Open noncodo opened 11 years ago

noncodo commented 11 years ago

I would like to test/implement an enhancement where instead of submitting (for example) 12 jobs to the SGE queue when NGSANE'ing 12 fastq files, the homologous jobs are launched in an array. One array per fastq/subdir would be a much cleaner and efficient way of executing this. Any thoughts/concerns?

allPowerde commented 11 years ago

Yes it would be cleaner, however, while for some tasks (e.g. mapping) there is not much changing between each file, for other tasks (e.g. snp-calling) there might be multiple variable that need to be passed to the actual program call. What would your approach be for that? E.g. are you planning to list all the necessary variables in the qout/task/runnow.txt file, which is then resolved in each submitted array-job ?

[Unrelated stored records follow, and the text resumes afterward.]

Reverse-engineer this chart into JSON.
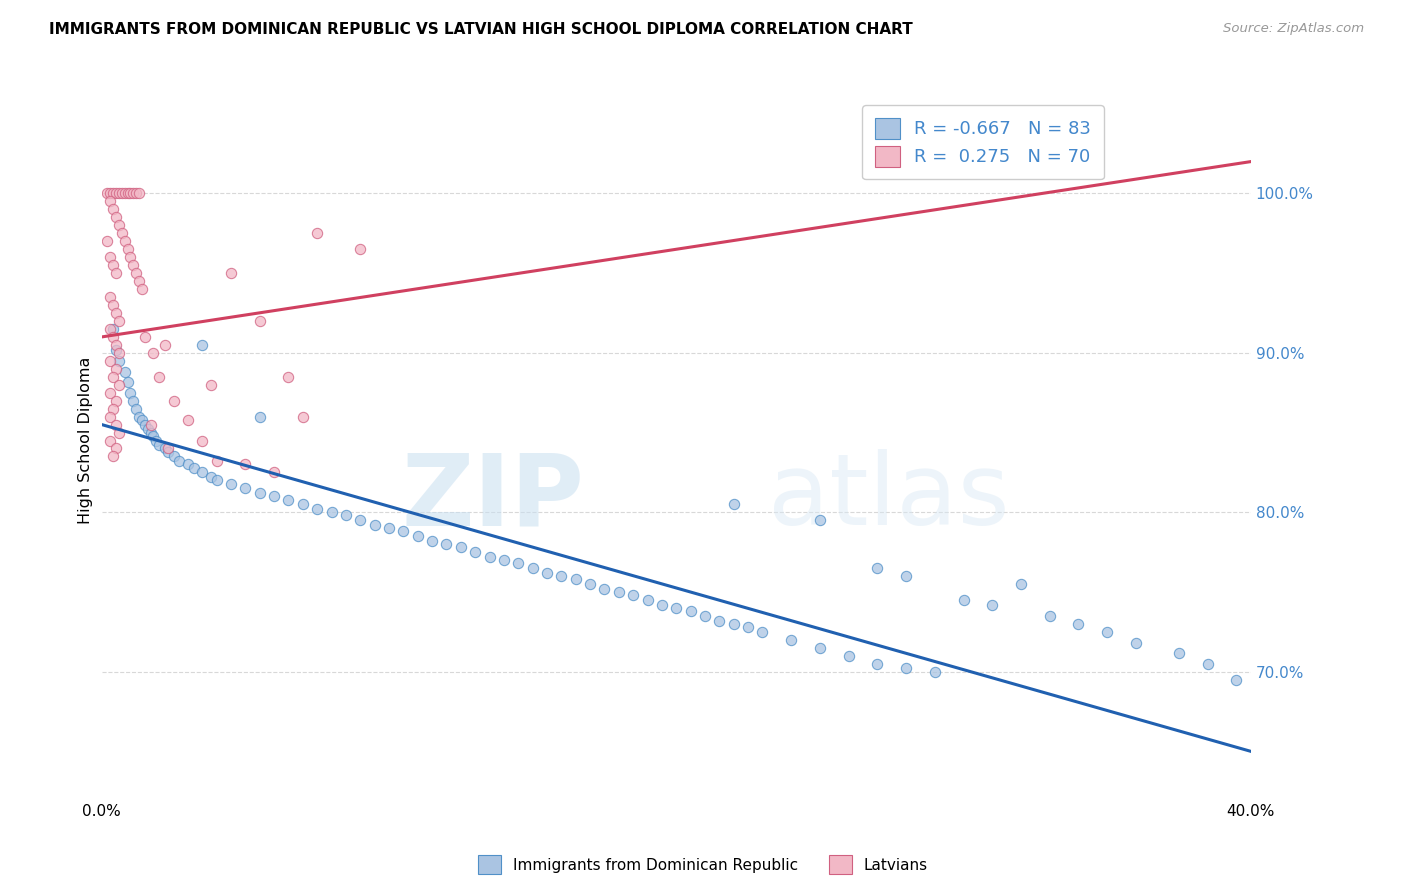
{
  "title": "IMMIGRANTS FROM DOMINICAN REPUBLIC VS LATVIAN HIGH SCHOOL DIPLOMA CORRELATION CHART",
  "source": "Source: ZipAtlas.com",
  "ylabel": "High School Diploma",
  "legend_blue_R": "-0.667",
  "legend_blue_N": "83",
  "legend_pink_R": "0.275",
  "legend_pink_N": "70",
  "legend_label_blue": "Immigrants from Dominican Republic",
  "legend_label_pink": "Latvians",
  "blue_fill_color": "#aac4e2",
  "pink_fill_color": "#f2b8c6",
  "blue_edge_color": "#5090c8",
  "pink_edge_color": "#d06080",
  "blue_line_color": "#2060b0",
  "pink_line_color": "#d04060",
  "blue_scatter": [
    [
      0.4,
      91.5
    ],
    [
      0.5,
      90.2
    ],
    [
      0.6,
      89.5
    ],
    [
      0.8,
      88.8
    ],
    [
      0.9,
      88.2
    ],
    [
      1.0,
      87.5
    ],
    [
      1.1,
      87.0
    ],
    [
      1.2,
      86.5
    ],
    [
      1.3,
      86.0
    ],
    [
      1.4,
      85.8
    ],
    [
      1.5,
      85.5
    ],
    [
      1.6,
      85.2
    ],
    [
      1.7,
      85.0
    ],
    [
      1.8,
      84.8
    ],
    [
      1.9,
      84.5
    ],
    [
      2.0,
      84.2
    ],
    [
      2.2,
      84.0
    ],
    [
      2.3,
      83.8
    ],
    [
      2.5,
      83.5
    ],
    [
      2.7,
      83.2
    ],
    [
      3.0,
      83.0
    ],
    [
      3.2,
      82.8
    ],
    [
      3.5,
      82.5
    ],
    [
      3.8,
      82.2
    ],
    [
      4.0,
      82.0
    ],
    [
      4.5,
      81.8
    ],
    [
      5.0,
      81.5
    ],
    [
      5.5,
      81.2
    ],
    [
      6.0,
      81.0
    ],
    [
      6.5,
      80.8
    ],
    [
      7.0,
      80.5
    ],
    [
      7.5,
      80.2
    ],
    [
      8.0,
      80.0
    ],
    [
      8.5,
      79.8
    ],
    [
      9.0,
      79.5
    ],
    [
      3.5,
      90.5
    ],
    [
      5.5,
      86.0
    ],
    [
      9.5,
      79.2
    ],
    [
      10.0,
      79.0
    ],
    [
      10.5,
      78.8
    ],
    [
      11.0,
      78.5
    ],
    [
      11.5,
      78.2
    ],
    [
      12.0,
      78.0
    ],
    [
      12.5,
      77.8
    ],
    [
      13.0,
      77.5
    ],
    [
      13.5,
      77.2
    ],
    [
      14.0,
      77.0
    ],
    [
      14.5,
      76.8
    ],
    [
      15.0,
      76.5
    ],
    [
      15.5,
      76.2
    ],
    [
      16.0,
      76.0
    ],
    [
      16.5,
      75.8
    ],
    [
      17.0,
      75.5
    ],
    [
      17.5,
      75.2
    ],
    [
      18.0,
      75.0
    ],
    [
      18.5,
      74.8
    ],
    [
      19.0,
      74.5
    ],
    [
      19.5,
      74.2
    ],
    [
      20.0,
      74.0
    ],
    [
      20.5,
      73.8
    ],
    [
      21.0,
      73.5
    ],
    [
      21.5,
      73.2
    ],
    [
      22.0,
      73.0
    ],
    [
      22.5,
      72.8
    ],
    [
      23.0,
      72.5
    ],
    [
      24.0,
      72.0
    ],
    [
      25.0,
      71.5
    ],
    [
      26.0,
      71.0
    ],
    [
      27.0,
      70.5
    ],
    [
      28.0,
      70.2
    ],
    [
      29.0,
      70.0
    ],
    [
      22.0,
      80.5
    ],
    [
      25.0,
      79.5
    ],
    [
      27.0,
      76.5
    ],
    [
      28.0,
      76.0
    ],
    [
      30.0,
      74.5
    ],
    [
      31.0,
      74.2
    ],
    [
      32.0,
      75.5
    ],
    [
      33.0,
      73.5
    ],
    [
      34.0,
      73.0
    ],
    [
      35.0,
      72.5
    ],
    [
      36.0,
      71.8
    ],
    [
      37.5,
      71.2
    ],
    [
      38.5,
      70.5
    ],
    [
      39.5,
      69.5
    ]
  ],
  "pink_scatter": [
    [
      0.2,
      100.0
    ],
    [
      0.3,
      100.0
    ],
    [
      0.4,
      100.0
    ],
    [
      0.5,
      100.0
    ],
    [
      0.6,
      100.0
    ],
    [
      0.7,
      100.0
    ],
    [
      0.8,
      100.0
    ],
    [
      0.9,
      100.0
    ],
    [
      1.0,
      100.0
    ],
    [
      1.1,
      100.0
    ],
    [
      1.2,
      100.0
    ],
    [
      1.3,
      100.0
    ],
    [
      0.3,
      99.5
    ],
    [
      0.4,
      99.0
    ],
    [
      0.5,
      98.5
    ],
    [
      0.6,
      98.0
    ],
    [
      0.7,
      97.5
    ],
    [
      0.8,
      97.0
    ],
    [
      0.9,
      96.5
    ],
    [
      1.0,
      96.0
    ],
    [
      1.1,
      95.5
    ],
    [
      1.2,
      95.0
    ],
    [
      1.3,
      94.5
    ],
    [
      1.4,
      94.0
    ],
    [
      0.2,
      97.0
    ],
    [
      0.3,
      96.0
    ],
    [
      0.4,
      95.5
    ],
    [
      0.5,
      95.0
    ],
    [
      0.3,
      93.5
    ],
    [
      0.4,
      93.0
    ],
    [
      0.5,
      92.5
    ],
    [
      0.6,
      92.0
    ],
    [
      0.3,
      91.5
    ],
    [
      0.4,
      91.0
    ],
    [
      0.5,
      90.5
    ],
    [
      0.6,
      90.0
    ],
    [
      0.3,
      89.5
    ],
    [
      0.5,
      89.0
    ],
    [
      0.4,
      88.5
    ],
    [
      0.6,
      88.0
    ],
    [
      0.3,
      87.5
    ],
    [
      0.5,
      87.0
    ],
    [
      0.4,
      86.5
    ],
    [
      0.3,
      86.0
    ],
    [
      0.5,
      85.5
    ],
    [
      0.6,
      85.0
    ],
    [
      0.3,
      84.5
    ],
    [
      0.5,
      84.0
    ],
    [
      0.4,
      83.5
    ],
    [
      1.5,
      91.0
    ],
    [
      1.8,
      90.0
    ],
    [
      2.0,
      88.5
    ],
    [
      2.5,
      87.0
    ],
    [
      3.0,
      85.8
    ],
    [
      3.5,
      84.5
    ],
    [
      4.0,
      83.2
    ],
    [
      5.0,
      83.0
    ],
    [
      6.0,
      82.5
    ],
    [
      4.5,
      95.0
    ],
    [
      7.5,
      97.5
    ],
    [
      9.0,
      96.5
    ],
    [
      2.2,
      90.5
    ],
    [
      3.8,
      88.0
    ],
    [
      5.5,
      92.0
    ],
    [
      6.5,
      88.5
    ],
    [
      7.0,
      86.0
    ],
    [
      1.7,
      85.5
    ],
    [
      2.3,
      84.0
    ]
  ],
  "blue_line_x": [
    0.0,
    40.0
  ],
  "blue_line_y": [
    85.5,
    65.0
  ],
  "pink_line_x": [
    0.0,
    40.0
  ],
  "pink_line_y": [
    91.0,
    102.0
  ],
  "watermark_zip": "ZIP",
  "watermark_atlas": "atlas",
  "xlim": [
    0,
    40
  ],
  "ylim": [
    62,
    107
  ],
  "x_tick_positions": [
    0,
    10,
    20,
    30,
    40
  ],
  "x_tick_labels": [
    "0.0%",
    "",
    "",
    "",
    "40.0%"
  ],
  "y_tick_positions": [
    70,
    80,
    90,
    100
  ],
  "y_tick_labels": [
    "70.0%",
    "80.0%",
    "90.0%",
    "100.0%"
  ],
  "right_axis_color": "#4488cc",
  "grid_color": "#d8d8d8",
  "scatter_size": 55,
  "scatter_alpha": 0.75,
  "scatter_linewidth": 0.8,
  "trend_linewidth": 2.2
}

On Thu, Jun 13, 2013 at 11:18 AM, martqc notifications@github.com wrote:

I would like to test/implement an enhancement where instead of submitting (for example) 12 jobs to the SGE queue when NGSANE'ing 12 fastq files, the homologous jobs are launched in an array. One array per fastq/subdir would be a much cleaner and efficient way of executing this. Any thoughts/concerns?

— Reply to this email directly or view it on GitHubhttps://github.com/Gurado/ngsane/issues/13 .

noncodo commented 11 years ago

Instead of qsub'ing each sample in the project folder independently, you just do something like "qsub -array 1-wc -l runnow.tmp script.sh" and use "head -n $ARRAY_INDEX runnow.tmp | tail -n 1" in the script to specify the file or the specific parameters. Ideally, identical or highly similar tasks should be performed in an array job, i.e. each sample within the project folder. I'll try to implement something in a branch of 0.0.1.
For true MPI jobs with independent input, low RAM and high CPU demands, you can leverage your $MAX_CPU quota on a cluster by splitting your input file (e.g. fastq) into ≥$MAX_CPU files, then running an array job with one task / file / CPU. However this would drastically reduce your coffee break / sword fighting / NGSane mod development time.